Vertreter der Pharmabranche warnen vor Versorgungsengpässen, sollten die Medikamentenpreise weiter so niedrig bleiben. Sie auch?

Emond: Das österreichische Gesundheitssystem muss sparen, da müssen wir alle an Lösungen arbeiten. Medikamente sind aber nicht der Kostentreiber, sie machen nur 13,5 Prozent der Gesundheitskosten aus und das relativ stabil. Wir dürfen Medikamente nicht nur als Kosten sehen, sondern als Investment in die Gesundheit der Österreicher und ihrer Aktivität.
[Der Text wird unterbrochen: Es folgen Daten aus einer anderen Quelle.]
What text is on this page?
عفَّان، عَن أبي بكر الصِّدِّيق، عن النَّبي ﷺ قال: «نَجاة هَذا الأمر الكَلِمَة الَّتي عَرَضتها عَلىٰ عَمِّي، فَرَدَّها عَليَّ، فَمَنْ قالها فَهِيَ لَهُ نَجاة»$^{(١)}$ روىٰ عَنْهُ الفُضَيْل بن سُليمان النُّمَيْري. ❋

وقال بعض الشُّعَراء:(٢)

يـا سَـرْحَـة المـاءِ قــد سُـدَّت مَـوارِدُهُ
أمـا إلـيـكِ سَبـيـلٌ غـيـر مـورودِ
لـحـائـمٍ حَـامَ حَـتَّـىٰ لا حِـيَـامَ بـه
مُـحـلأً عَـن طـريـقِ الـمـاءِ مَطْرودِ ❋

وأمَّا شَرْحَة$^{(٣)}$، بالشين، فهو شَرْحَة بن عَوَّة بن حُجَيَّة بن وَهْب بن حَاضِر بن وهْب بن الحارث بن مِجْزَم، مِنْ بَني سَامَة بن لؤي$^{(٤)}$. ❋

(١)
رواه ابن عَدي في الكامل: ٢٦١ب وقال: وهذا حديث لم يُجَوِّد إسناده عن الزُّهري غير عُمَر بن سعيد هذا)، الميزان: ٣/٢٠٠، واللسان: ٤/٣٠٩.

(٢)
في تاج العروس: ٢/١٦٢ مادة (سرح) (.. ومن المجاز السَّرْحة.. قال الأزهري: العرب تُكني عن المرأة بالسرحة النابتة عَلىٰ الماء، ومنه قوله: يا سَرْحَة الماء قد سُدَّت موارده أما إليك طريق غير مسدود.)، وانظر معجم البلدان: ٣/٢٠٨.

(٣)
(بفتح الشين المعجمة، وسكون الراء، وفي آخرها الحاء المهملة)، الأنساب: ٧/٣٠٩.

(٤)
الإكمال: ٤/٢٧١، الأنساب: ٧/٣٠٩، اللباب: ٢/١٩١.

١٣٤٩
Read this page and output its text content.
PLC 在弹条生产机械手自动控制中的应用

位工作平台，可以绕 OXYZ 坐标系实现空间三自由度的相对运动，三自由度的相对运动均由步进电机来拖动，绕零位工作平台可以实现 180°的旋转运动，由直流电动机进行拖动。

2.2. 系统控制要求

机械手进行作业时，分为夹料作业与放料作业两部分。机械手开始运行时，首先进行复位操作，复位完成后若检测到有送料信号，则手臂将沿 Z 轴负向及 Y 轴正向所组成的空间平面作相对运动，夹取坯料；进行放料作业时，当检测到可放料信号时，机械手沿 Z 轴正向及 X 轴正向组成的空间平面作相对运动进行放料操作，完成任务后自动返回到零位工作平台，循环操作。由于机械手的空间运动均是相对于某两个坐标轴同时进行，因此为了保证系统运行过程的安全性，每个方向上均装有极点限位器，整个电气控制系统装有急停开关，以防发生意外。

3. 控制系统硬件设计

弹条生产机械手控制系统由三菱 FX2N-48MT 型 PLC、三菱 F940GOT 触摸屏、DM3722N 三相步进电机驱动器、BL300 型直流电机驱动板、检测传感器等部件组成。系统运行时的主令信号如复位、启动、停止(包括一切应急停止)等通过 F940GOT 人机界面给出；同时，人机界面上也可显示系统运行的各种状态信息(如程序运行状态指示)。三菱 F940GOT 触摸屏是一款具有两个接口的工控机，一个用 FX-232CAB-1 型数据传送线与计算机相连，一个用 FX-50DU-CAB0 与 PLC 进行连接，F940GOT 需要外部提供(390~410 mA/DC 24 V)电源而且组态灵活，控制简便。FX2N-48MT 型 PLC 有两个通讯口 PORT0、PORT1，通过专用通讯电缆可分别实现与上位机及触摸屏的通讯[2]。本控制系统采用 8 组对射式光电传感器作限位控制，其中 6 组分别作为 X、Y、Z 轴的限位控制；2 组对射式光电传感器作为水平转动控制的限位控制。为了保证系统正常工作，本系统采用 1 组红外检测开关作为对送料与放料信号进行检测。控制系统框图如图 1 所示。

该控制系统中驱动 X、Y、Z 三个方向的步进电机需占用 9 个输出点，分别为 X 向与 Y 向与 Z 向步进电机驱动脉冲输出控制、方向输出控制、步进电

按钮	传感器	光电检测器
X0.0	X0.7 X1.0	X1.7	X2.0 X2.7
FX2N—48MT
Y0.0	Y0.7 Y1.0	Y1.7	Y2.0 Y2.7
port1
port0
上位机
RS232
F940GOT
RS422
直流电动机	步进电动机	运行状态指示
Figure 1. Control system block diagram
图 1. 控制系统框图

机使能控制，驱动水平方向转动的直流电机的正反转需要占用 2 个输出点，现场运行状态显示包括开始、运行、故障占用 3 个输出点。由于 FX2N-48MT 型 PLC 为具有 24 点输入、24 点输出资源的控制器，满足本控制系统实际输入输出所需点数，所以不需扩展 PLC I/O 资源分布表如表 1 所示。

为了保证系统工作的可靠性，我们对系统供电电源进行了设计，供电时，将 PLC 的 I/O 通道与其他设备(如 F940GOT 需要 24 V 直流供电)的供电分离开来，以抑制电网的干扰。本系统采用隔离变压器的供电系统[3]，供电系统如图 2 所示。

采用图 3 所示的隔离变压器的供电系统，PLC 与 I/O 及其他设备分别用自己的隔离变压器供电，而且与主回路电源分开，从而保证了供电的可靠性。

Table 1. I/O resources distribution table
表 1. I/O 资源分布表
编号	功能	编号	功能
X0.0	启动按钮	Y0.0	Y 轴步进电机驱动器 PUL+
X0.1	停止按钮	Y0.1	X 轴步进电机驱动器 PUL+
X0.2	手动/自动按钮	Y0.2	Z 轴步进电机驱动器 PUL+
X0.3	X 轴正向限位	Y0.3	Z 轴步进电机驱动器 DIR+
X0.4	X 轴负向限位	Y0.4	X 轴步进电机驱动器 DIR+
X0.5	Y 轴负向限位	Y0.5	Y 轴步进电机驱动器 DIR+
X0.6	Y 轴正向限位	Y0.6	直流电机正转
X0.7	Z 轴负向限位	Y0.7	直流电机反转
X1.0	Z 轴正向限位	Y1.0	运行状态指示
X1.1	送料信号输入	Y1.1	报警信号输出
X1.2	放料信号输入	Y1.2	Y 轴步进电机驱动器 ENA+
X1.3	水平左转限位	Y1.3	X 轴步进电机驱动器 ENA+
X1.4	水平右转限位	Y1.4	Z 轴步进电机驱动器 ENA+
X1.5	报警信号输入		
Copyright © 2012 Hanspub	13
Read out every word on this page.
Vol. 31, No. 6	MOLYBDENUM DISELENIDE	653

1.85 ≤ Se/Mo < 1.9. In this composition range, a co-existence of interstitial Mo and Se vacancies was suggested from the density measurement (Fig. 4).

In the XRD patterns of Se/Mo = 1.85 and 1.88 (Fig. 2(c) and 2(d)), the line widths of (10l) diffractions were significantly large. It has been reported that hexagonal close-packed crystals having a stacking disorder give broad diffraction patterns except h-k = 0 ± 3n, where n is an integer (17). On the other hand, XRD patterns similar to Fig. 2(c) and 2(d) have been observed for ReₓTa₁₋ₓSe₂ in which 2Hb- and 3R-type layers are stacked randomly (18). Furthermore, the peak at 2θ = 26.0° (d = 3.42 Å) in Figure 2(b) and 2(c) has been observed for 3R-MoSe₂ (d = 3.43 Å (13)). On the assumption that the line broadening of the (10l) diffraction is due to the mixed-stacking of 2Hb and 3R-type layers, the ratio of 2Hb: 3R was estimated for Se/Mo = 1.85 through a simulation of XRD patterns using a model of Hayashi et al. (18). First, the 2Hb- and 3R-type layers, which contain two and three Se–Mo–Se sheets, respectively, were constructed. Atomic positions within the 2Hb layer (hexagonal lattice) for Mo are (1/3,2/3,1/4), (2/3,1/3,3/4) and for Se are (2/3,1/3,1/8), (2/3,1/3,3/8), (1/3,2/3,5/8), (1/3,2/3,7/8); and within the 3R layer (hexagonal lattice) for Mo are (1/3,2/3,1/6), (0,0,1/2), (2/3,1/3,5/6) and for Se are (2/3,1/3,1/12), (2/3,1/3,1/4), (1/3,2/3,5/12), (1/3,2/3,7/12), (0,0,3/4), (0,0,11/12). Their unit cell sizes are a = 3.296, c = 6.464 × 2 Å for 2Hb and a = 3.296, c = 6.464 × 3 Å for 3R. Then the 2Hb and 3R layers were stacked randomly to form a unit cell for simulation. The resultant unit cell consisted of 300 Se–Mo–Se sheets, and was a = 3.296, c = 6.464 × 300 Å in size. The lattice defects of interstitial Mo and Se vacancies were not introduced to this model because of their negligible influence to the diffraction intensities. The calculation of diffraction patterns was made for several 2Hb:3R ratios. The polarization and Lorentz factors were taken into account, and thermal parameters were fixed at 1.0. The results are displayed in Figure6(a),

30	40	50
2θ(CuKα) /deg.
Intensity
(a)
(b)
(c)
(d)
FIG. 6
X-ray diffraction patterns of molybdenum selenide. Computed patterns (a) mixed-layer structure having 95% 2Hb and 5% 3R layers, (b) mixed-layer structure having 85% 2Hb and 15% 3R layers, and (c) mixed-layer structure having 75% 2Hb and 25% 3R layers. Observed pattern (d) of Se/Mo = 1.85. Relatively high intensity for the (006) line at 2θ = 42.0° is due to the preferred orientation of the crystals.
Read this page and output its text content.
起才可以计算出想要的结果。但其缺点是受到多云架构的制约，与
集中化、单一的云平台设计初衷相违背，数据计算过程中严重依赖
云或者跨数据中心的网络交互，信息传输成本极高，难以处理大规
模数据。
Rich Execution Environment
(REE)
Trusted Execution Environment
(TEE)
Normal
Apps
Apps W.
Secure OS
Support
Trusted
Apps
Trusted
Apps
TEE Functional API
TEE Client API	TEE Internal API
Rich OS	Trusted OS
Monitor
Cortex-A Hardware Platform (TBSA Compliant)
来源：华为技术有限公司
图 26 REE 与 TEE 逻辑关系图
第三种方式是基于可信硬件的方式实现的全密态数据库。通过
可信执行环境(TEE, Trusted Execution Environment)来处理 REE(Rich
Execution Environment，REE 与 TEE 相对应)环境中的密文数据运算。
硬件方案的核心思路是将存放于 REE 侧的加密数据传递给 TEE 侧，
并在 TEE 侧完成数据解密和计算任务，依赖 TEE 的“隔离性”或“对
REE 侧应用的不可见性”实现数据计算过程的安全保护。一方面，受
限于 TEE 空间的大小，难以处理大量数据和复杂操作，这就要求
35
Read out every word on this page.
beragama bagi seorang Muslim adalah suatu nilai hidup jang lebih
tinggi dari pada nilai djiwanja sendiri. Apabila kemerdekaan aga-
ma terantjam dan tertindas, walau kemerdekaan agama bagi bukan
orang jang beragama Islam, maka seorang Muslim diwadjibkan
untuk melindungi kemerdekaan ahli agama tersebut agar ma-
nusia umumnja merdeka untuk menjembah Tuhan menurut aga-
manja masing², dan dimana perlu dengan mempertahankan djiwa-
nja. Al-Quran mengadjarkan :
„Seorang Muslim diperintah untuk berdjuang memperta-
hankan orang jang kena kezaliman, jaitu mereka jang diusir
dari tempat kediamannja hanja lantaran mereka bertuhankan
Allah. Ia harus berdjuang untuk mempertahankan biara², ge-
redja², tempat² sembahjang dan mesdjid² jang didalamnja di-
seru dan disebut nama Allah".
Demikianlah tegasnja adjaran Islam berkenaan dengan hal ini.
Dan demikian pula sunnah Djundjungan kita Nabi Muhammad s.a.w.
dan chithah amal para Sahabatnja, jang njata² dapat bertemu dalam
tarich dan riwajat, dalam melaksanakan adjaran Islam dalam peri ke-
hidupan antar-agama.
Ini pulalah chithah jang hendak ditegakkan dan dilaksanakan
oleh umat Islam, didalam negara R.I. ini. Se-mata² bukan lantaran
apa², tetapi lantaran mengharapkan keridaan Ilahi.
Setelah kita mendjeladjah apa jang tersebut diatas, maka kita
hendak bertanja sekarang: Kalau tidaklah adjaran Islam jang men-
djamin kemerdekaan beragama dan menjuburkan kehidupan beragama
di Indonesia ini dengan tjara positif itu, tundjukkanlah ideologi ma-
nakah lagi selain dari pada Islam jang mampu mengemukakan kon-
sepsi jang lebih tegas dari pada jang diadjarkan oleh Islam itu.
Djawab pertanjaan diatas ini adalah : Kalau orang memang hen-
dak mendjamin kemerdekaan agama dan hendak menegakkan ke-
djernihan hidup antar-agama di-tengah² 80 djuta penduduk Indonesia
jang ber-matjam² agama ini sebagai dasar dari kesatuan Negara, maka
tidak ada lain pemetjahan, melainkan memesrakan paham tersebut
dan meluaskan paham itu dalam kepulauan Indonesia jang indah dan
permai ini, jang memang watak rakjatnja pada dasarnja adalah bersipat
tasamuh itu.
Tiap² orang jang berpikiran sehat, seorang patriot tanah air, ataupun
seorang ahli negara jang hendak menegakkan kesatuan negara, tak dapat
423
Wir können die Forschung und Entwicklung nicht mehr aufrechterhalten, wenn die Produkte am Markt nicht den Preis erhalten, der dafür notwendig ist.

Würden Sie einen europäischen Einheitspreis befürworten?

Emond: Wenn die EU global wettbewerbsfähig sein will, ist es an der Zeit, das Umfeld zu verändern. Wir müssen Medikamente rascher zum Patienten bringen, das könnte über eine Reform der Preisgestaltungssysteme funktionieren. Es gibt eine Dringlichkeit, denn was jetzt an Rahmenbedingungen entschieden wird, definiert den Weg für die nächsten zehn Jahre.